Une chaîne de magasins est un ensemble de magasins partageant la même signature corporative et un système de gestion centralisé qui s'occupe, entre autres, de marketing et d'approvisionnement. Cette formule permet d'appliquer les mêmes pratiques commerciales à cet ensemble, permettant des économies d'échelle. Ces caractéristiques s'appliquent également aux chaînes de restaurants et à quelques sociétés spécialisés dans les services.

La théorie financière affirme que, pour un produit vendu au même prix qu'un concurrent qui n'applique pas le même système, le bénéfice net est supérieur. Ces magasins peuvent être détenus par une société ou par des franchisés, chacun étant lié par contrat à la société mère.

Des détracteurs de ce système affirment que la centralisation mène à un marché de produits normalisés, ce qui est culturellement rétrograde. Par exemple, les chaînes de magasins de musique préfèreront acheter des disques qui seront acheté par un grand nombre de personnes, même s'il existe des disques de qualité supérieur, mais peu connus. Également, ils affirment que les chaînes sont économiquement défavorables aux communautés locales, car la circulation de l'argent s'effectue en dehors de celles-ci, au contraire des opérations effectuées par de petits magasins locaux.

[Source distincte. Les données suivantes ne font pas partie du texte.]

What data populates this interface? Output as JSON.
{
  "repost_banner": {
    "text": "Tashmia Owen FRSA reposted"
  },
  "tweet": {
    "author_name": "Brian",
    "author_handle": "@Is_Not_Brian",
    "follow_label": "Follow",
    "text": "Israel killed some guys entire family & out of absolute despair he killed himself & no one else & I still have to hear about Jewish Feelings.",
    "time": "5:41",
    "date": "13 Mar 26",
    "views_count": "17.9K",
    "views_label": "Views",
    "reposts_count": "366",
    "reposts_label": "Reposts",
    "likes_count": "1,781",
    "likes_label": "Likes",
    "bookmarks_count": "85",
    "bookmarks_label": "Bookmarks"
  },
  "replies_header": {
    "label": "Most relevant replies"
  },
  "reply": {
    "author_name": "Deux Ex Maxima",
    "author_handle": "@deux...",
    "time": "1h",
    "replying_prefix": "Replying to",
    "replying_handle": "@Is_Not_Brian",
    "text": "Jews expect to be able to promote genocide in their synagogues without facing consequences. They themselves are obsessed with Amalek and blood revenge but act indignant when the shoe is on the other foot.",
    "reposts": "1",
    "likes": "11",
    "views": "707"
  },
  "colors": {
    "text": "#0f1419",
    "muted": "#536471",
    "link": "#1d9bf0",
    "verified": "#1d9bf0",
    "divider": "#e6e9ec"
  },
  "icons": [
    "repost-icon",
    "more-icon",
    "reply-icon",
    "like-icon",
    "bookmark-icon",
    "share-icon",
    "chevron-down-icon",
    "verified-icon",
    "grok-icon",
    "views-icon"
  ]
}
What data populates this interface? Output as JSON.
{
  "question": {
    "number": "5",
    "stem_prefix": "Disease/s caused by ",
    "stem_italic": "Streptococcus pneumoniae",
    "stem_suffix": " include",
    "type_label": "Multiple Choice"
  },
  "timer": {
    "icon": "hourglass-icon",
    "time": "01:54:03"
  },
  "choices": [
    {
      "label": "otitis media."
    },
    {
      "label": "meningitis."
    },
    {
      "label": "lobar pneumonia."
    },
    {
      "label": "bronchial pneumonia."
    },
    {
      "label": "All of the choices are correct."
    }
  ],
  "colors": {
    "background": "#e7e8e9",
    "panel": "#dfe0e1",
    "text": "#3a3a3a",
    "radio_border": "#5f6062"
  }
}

Les chaînes ont forcé plusieurs marchands à fermer ou à se déplacer dans d'autres localités, ce qui a généré des controverses populaires, tout comme un renouveau d'intérêt pour la collaboration entre petits détaillants et les communautés. Aux États-Unis, ces efforts sont concertés par le biais de groupes d'intérêt, tels le American Booksellers Association et le Council of Independent Restaurants of America, tout comme des coalitions, dont le Independent Business Alliances. Également, des organismes font des efforts de sensibilisation auprès de la population. Aux États-Unis, il y a le American Independent Business Alliance et le The New Rules Project, alors qu'en Grande-Bretagne, le New Economics Foundation fait ces efforts.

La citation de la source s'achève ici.